Hi, following the nginx mailing list today I saw $URL: > [...] > > I don't think that calling "nginx -t" as a mandatory step before > configuration reload is a good idea: nginx binary running and > nginx binary on disk might be different, and "nginx -t" result > might be incorrect because of this, in some cases rejecting valid > configurations. > > Additionally, it does duplicate work by parsing/loading a > configuration which will be again parsed by a master process > during configuration reload. While in most cases it's not > significant, I've seen configurations taking more than 1m to load > due to big geo module bases used. > > [...] In addition: Our reload function just validates kill's return value. But the kill command may succeed, but nginx may refuse to load the new configuration. In the beginning of the same thread, upstream says: > Reloading is enough. What is very wrong is to assume that sending > a HUP signal to nginx is enough for a reload. For various > reasons, ranging from configuration syntax errors to out of memory > problems, configuration reload might fail. > > [...] So for me it seems to be wrong to tell the user "Refreshing nginx was successful", because we cannot tell. A better message would be "Sending SIGHUP to nginx" using ebegin and when succeed, show an einfo or ewarn telling the user to watch logs for errors, due to nginx may have refused to reload, see http://mailman.nginx.org/pipermail/nginx/2013-August/040186.html Reproducible: Always
Sounds ok to me (if it only applies to reload/upgrade). Patch?
(In reply to Johan Bergström from comment #1) > Sounds ok to me (if it only applies to reload/upgrade). Patch? Wouldn't it be more reasonable to change the nginx return value if the reload isn't ok (for instance, configuration syntax error)?
Which return value? We are sending a signal using "kill". So all we will get is a return value from "kill"... we never know (without checking nginx's error log) if HUP'ing was really successful. Or am I missing something?

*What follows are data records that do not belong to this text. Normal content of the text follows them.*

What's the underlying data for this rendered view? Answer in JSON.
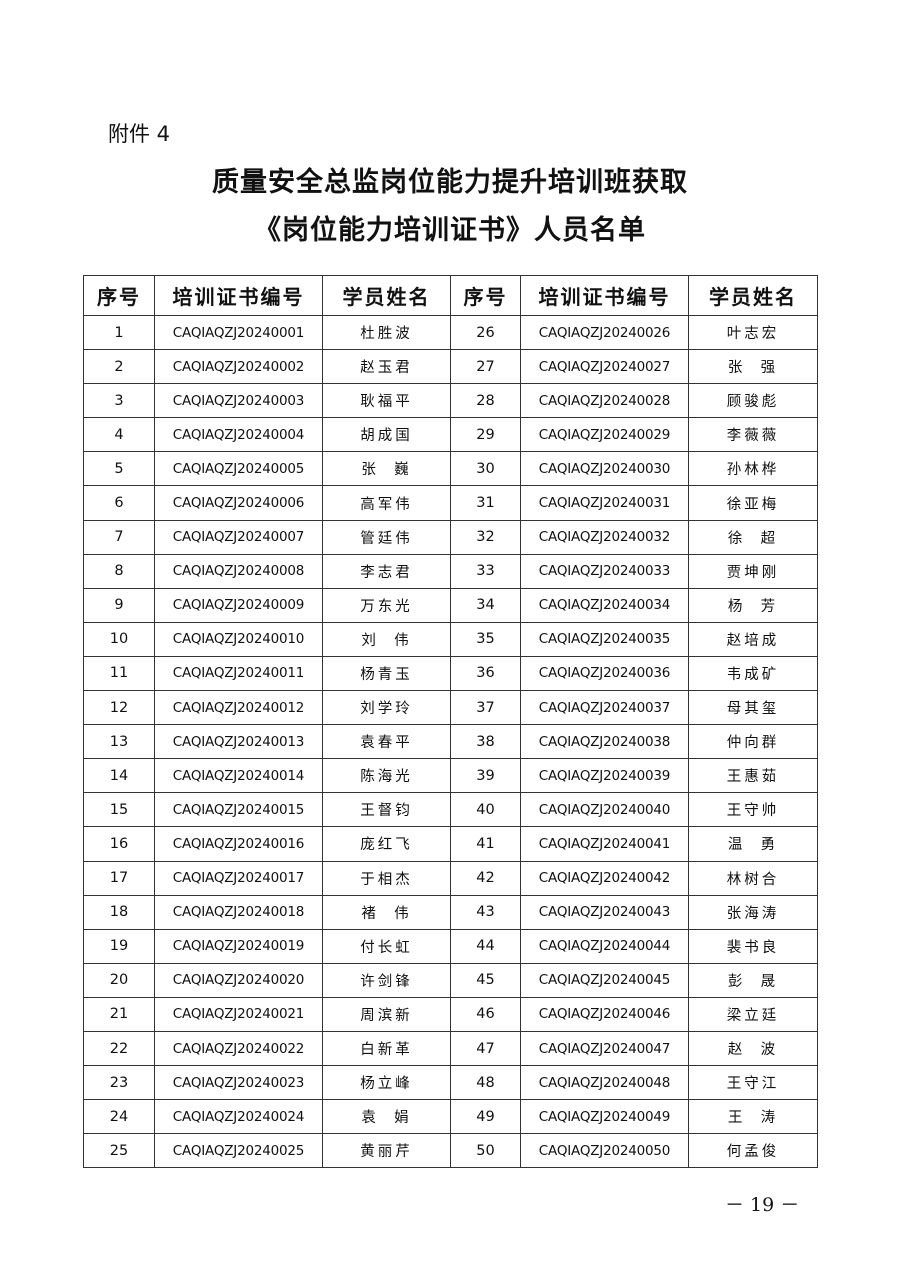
{
  "attachment_label": "附件 4",
  "title_line1": "质量安全总监岗位能力提升培训班获取",
  "title_line2": "《岗位能力培训证书》人员名单",
  "table": {
    "headers": [
      "序号",
      "培训证书编号",
      "学员姓名",
      "序号",
      "培训证书编号",
      "学员姓名"
    ],
    "rows": [
      [
        "1",
        "CAQIAQZJ20240001",
        "杜胜波",
        "26",
        "CAQIAQZJ20240026",
        "叶志宏"
      ],
      [
        "2",
        "CAQIAQZJ20240002",
        "赵玉君",
        "27",
        "CAQIAQZJ20240027",
        "张  强"
      ],
      [
        "3",
        "CAQIAQZJ20240003",
        "耿福平",
        "28",
        "CAQIAQZJ20240028",
        "顾骏彪"
      ],
      [
        "4",
        "CAQIAQZJ20240004",
        "胡成国",
        "29",
        "CAQIAQZJ20240029",
        "李薇薇"
      ],
      [
        "5",
        "CAQIAQZJ20240005",
        "张  巍",
        "30",
        "CAQIAQZJ20240030",
        "孙林桦"
      ],
      [
        "6",
        "CAQIAQZJ20240006",
        "高军伟",
        "31",
        "CAQIAQZJ20240031",
        "徐亚梅"
      ],
      [
        "7",
        "CAQIAQZJ20240007",
        "管廷伟",
        "32",
        "CAQIAQZJ20240032",
        "徐  超"
      ],
      [
        "8",
        "CAQIAQZJ20240008",
        "李志君",
        "33",
        "CAQIAQZJ20240033",
        "贾坤刚"
      ],
      [
        "9",
        "CAQIAQZJ20240009",
        "万东光",
        "34",
        "CAQIAQZJ20240034",
        "杨  芳"
      ],
      [
        "10",
        "CAQIAQZJ20240010",
        "刘  伟",
        "35",
        "CAQIAQZJ20240035",
        "赵培成"
      ],
      [
        "11",
        "CAQIAQZJ20240011",
        "杨青玉",
        "36",
        "CAQIAQZJ20240036",
        "韦成矿"
      ],
      [
        "12",
        "CAQIAQZJ20240012",
        "刘学玲",
        "37",
        "CAQIAQZJ20240037",
        "母其玺"
      ],
      [
        "13",
        "CAQIAQZJ20240013",
        "袁春平",
        "38",
        "CAQIAQZJ20240038",
        "仲向群"
      ],
      [
        "14",
        "CAQIAQZJ20240014",
        "陈海光",
        "39",
        "CAQIAQZJ20240039",
        "王惠茹"
      ],
      [
        "15",
        "CAQIAQZJ20240015",
        "王督钧",
        "40",
        "CAQIAQZJ20240040",
        "王守帅"
      ],
      [
        "16",
        "CAQIAQZJ20240016",
        "庞红飞",
        "41",
        "CAQIAQZJ20240041",
        "温  勇"
      ],
      [
        "17",
        "CAQIAQZJ20240017",
        "于相杰",
        "42",
        "CAQIAQZJ20240042",
        "林树合"
      ],
      [
        "18",
        "CAQIAQZJ20240018",
        "褚  伟",
        "43",
        "CAQIAQZJ20240043",
        "张海涛"
      ],
      [
        "19",
        "CAQIAQZJ20240019",
        "付长虹",
        "44",
        "CAQIAQZJ20240044",
        "裴书良"
      ],
      [
        "20",
        "CAQIAQZJ20240020",
        "许剑锋",
        "45",
        "CAQIAQZJ20240045",
        "彭  晟"
      ],
      [
        "21",
        "CAQIAQZJ20240021",
        "周滨新",
        "46",
        "CAQIAQZJ20240046",
        "梁立廷"
      ],
      [
        "22",
        "CAQIAQZJ20240022",
        "白新革",
        "47",
        "CAQIAQZJ20240047",
        "赵  波"
      ],
      [
        "23",
        "CAQIAQZJ20240023",
        "杨立峰",
        "48",
        "CAQIAQZJ20240048",
        "王守江"
      ],
      [
        "24",
        "CAQIAQZJ20240024",
        "袁  娟",
        "49",
        "CAQIAQZJ20240049",
        "王  涛"
      ],
      [
        "25",
        "CAQIAQZJ20240025",
        "黄丽芹",
        "50",
        "CAQIAQZJ20240050",
        "何孟俊"
      ]
    ]
  },
  "page_number": "－ 19 －"
}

We changed it to use `nginx -t` at some point and evaluate this return value. So I guess we can close this as FIXED.
This bug seems to have been mistakenly closed as FIXED. The argument was to *remove* a config check (using nginx -t), not to add it. Assuming the arguments presented in the original report and the referenced bug thread still hold (and I'd say they do), the original proposed resolution looks good to me, at least for the 'reload' action. That is: > A better message would be "Sending SIGHUP to nginx" using > ebegin and when succeed, show an einfo or ewarn telling the user to watch logs for > errors, due to nginx may have refused to reload, see http://mailman.nginx.org/pipermail > /nginx/2013-August/040186.html
So let's re-opening this bug for further discussions: The problem: ============ Problem 1: `nginx -t` isn't reliable/can lead to unexpected results The command will always use the binary from disk. This version don't have to match which the version of the running nginx master process. That means even if `nginx -t` succeeded (because your configuration is valid with the nginx version on disk) you could have an invalid configuration for the _running_ nginx version. (and that's why https://bugs.gentoo.org/show_bug.cgi?id=481456#c4 wasn't a fix for this bug) Problem 2: Duplicated time consuming work when dealing with large configurations It is duplicated work because the nginx master process will do the same check when receiving the HUP signal. Regarding problem 1: We could record nginx' version in OpenRC (service_set_value) and only allow reload when the nginx version from disk matches the one running. Then we should never hit such a situation. However we should indicate in the output that we only sent the command to reload but cannot tell if nginx is now really using the new configuration (only nginx can you tell). I.e. it is possible that nginx rejects reloading and keep using the old configuration from memory: # grep `pgrep --uid 0 nginx` /var/log/nginx/error_log 2016/03/04 14:17:03 [emerg] 26354#26354: unknown directive "this_will_break_configuration" in /etc/nginx/nginx.conf:67 The only reliable way, which can be used in scripts/CFM tools, seems to be the "upgrade" command. Does anybody knows a reason why you shouldn't always use "upgrade"? Regarding problem 2: I am not sure if we need to address this problem. While I agree that this can double nginx startup time I prefer a response I can use in scripts. But we could add "skip_cfgcheck_on_{reload,restart,start}" in /etc/conf.d/nginx to allow users to bypass these checks.